Until a nurse whose name I never even caught spoke to me. She leaned down and said "I understand you wanted a pastoral team member and we weren't able to contact one. Can I help?"

I told her that we desperately wanted our baby baptized before his remains were taken for the autopsy. She told me that she would be honoured to perform that baptism, and asked me what name we had chosen for him. And she held my hand while I counted backward, to drop into the sleep within which they would empty my womb.

And when I awoke, she was the first one there. Again she leaned down and said "I baptised Brodie William". That was it. No embellishment or sweet words. Just the admission of having carried out what was so important to us. And I wept in gratitude for a moment, before the pain that was tearing my heart out resurfaced.

As it turns out, I found out later that what was supposed to have been a simple 20 minute surgery had stretched to 90 minutes for me because my cervix hadn't softened sufficiently.
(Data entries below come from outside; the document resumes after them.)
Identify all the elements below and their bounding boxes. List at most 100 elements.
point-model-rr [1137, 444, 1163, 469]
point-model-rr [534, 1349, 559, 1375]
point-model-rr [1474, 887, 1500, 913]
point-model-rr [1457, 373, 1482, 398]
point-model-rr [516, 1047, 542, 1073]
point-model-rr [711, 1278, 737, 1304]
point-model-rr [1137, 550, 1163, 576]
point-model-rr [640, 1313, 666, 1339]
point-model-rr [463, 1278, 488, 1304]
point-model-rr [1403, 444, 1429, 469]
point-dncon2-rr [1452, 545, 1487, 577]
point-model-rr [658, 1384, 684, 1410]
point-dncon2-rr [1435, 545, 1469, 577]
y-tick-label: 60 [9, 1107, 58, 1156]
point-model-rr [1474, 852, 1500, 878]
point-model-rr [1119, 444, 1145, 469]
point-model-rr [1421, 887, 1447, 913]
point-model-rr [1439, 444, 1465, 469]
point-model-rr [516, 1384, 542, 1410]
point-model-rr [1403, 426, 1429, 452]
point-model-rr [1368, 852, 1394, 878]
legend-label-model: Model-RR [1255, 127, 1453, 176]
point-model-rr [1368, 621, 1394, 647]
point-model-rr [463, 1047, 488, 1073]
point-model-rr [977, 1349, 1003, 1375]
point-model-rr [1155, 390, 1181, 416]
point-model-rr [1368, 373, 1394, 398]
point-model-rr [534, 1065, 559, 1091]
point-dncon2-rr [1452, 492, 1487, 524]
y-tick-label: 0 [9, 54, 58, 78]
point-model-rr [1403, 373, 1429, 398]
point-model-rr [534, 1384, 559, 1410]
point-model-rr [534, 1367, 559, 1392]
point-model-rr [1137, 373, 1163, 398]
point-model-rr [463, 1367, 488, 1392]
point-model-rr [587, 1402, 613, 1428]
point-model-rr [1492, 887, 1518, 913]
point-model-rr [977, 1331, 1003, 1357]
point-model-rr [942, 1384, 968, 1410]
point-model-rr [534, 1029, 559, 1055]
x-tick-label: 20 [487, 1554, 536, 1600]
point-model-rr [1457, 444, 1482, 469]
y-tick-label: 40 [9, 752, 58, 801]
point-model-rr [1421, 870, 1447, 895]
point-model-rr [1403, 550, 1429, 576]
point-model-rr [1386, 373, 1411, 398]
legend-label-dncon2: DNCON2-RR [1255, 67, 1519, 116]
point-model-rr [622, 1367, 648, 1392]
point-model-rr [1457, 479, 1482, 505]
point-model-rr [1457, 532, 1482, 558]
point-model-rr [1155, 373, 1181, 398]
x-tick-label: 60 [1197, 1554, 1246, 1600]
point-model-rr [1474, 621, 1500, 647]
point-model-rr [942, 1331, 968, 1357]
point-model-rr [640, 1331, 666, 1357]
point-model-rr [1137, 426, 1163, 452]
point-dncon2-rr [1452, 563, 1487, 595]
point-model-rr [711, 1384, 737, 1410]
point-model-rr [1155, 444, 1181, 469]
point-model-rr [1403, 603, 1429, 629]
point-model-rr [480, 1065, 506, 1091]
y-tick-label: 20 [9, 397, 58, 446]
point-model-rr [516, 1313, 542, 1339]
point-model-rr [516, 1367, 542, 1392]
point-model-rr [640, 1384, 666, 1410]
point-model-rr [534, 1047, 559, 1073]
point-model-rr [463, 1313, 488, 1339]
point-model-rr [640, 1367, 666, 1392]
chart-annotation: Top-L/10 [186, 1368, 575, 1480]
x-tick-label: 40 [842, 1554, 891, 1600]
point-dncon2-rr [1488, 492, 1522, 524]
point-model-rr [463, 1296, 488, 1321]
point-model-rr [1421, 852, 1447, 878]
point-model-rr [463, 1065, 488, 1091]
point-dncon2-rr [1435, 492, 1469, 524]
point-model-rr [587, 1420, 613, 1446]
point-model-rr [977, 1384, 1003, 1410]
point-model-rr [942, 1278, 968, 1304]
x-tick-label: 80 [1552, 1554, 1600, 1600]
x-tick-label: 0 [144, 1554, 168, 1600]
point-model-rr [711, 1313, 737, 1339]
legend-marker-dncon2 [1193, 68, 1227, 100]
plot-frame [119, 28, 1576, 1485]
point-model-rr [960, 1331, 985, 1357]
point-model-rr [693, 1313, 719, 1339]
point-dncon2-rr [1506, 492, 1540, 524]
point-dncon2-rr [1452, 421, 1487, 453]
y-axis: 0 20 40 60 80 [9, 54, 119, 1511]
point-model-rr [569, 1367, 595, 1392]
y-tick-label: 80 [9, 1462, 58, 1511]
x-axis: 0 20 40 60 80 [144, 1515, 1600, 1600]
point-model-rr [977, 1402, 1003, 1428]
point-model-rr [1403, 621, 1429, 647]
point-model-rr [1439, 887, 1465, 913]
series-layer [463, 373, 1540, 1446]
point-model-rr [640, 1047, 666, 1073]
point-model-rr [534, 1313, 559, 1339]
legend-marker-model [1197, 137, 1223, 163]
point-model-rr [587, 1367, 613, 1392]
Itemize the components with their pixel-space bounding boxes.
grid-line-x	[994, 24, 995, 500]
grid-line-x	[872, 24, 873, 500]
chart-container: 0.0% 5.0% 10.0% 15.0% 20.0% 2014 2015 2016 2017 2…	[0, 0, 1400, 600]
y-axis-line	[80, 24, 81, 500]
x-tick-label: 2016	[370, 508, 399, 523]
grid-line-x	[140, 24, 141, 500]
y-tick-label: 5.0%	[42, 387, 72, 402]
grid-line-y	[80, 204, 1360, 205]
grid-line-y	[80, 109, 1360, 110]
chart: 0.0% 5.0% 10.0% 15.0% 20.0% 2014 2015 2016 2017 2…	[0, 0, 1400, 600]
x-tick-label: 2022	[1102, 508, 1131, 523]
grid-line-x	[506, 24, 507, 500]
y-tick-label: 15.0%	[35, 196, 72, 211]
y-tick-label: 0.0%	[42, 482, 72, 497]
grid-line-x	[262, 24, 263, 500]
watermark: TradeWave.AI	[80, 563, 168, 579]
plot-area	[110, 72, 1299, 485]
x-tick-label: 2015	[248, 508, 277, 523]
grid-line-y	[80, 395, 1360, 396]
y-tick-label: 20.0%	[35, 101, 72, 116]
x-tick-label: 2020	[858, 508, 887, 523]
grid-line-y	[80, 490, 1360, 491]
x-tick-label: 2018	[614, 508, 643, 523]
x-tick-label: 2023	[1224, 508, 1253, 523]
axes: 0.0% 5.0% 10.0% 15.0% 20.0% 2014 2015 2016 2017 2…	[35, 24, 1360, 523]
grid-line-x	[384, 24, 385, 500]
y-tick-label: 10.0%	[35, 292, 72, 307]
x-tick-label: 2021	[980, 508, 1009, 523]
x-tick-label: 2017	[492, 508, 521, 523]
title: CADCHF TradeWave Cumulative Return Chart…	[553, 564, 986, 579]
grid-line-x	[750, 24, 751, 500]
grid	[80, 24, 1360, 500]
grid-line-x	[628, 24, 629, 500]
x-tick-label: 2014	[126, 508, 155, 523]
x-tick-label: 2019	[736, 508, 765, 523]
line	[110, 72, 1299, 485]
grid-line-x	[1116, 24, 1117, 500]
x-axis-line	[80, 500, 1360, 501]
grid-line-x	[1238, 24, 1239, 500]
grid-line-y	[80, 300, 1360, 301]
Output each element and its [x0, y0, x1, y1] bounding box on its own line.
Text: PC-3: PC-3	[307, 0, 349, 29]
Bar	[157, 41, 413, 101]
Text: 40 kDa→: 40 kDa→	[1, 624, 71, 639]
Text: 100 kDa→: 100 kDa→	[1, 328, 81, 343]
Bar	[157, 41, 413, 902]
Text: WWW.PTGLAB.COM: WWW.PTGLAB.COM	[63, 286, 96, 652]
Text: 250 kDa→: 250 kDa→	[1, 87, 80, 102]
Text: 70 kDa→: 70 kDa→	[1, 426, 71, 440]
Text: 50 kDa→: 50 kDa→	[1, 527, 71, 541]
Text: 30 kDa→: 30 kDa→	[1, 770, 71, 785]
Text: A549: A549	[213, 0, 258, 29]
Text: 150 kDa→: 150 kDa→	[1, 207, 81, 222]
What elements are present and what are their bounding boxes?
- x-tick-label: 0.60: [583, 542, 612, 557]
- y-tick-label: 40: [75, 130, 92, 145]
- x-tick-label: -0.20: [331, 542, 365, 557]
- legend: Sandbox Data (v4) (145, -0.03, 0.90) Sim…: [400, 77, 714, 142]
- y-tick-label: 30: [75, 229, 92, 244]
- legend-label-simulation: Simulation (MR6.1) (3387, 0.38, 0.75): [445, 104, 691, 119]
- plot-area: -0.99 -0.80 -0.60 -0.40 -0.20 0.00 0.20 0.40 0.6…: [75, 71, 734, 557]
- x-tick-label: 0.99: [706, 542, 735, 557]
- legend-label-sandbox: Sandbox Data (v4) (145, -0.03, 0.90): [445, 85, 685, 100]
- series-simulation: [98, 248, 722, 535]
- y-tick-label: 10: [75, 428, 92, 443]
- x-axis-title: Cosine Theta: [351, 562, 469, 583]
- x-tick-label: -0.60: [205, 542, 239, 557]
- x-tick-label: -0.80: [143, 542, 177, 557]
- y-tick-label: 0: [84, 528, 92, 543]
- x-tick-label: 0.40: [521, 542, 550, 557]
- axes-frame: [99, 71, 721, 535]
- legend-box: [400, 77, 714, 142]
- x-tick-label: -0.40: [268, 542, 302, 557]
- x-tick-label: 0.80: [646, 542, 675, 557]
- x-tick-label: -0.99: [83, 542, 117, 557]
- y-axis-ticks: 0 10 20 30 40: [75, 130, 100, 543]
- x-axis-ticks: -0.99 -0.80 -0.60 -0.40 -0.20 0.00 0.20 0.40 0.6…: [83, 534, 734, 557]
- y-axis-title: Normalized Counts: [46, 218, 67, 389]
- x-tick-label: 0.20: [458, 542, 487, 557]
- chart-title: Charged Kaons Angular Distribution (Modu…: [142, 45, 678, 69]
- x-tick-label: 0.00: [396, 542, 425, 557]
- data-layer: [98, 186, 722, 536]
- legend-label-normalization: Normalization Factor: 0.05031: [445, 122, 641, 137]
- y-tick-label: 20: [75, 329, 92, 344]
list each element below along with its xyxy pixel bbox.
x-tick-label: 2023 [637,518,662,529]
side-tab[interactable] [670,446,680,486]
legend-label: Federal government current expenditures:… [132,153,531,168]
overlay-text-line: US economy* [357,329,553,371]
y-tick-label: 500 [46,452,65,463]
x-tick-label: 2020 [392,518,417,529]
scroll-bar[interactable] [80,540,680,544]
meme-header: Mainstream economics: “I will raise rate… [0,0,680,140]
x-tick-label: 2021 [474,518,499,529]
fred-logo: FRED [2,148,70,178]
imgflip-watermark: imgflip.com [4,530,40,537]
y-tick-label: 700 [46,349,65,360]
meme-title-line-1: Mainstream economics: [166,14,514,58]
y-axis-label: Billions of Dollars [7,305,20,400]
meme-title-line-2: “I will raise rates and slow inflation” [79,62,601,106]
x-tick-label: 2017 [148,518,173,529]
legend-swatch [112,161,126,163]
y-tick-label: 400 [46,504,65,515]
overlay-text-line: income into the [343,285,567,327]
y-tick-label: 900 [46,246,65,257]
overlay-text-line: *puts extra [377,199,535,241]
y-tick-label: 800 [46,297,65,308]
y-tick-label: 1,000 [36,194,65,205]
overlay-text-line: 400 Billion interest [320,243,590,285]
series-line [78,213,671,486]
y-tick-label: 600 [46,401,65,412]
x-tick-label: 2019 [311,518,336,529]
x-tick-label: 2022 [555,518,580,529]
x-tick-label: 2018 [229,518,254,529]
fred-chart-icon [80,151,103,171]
The description I was given later leaves me to believe that there was no "preserved body" upon which to cleanly conduct pathology that survived this surgery. They did carry out the tests, but to no solid avail.

So today I grieve with the mother of this 20 week old baby. And I apologize to her for my angry response yesterday. There is no justice in her world either, and I am ashamed that I never even stopped to consider this possibility.

And I wish now that this baby's grave had not been found, and that the story had never made the news. This poor woman's heart must be breaking all over again today ... as it will for months and years ahead. So I will pray for her, and her baby, and her family.

1 comment:

Soper said...

I've often wished I had a place for my babies, but they died so early I never had anything tangible to bury. Instead I planted rose bushes in my yard, one for each that I lost.

I am so sorry for your loss, and so grateful that you had such kind people there to help you through such an awful time.

I will say a prayer for that woman and her family, too.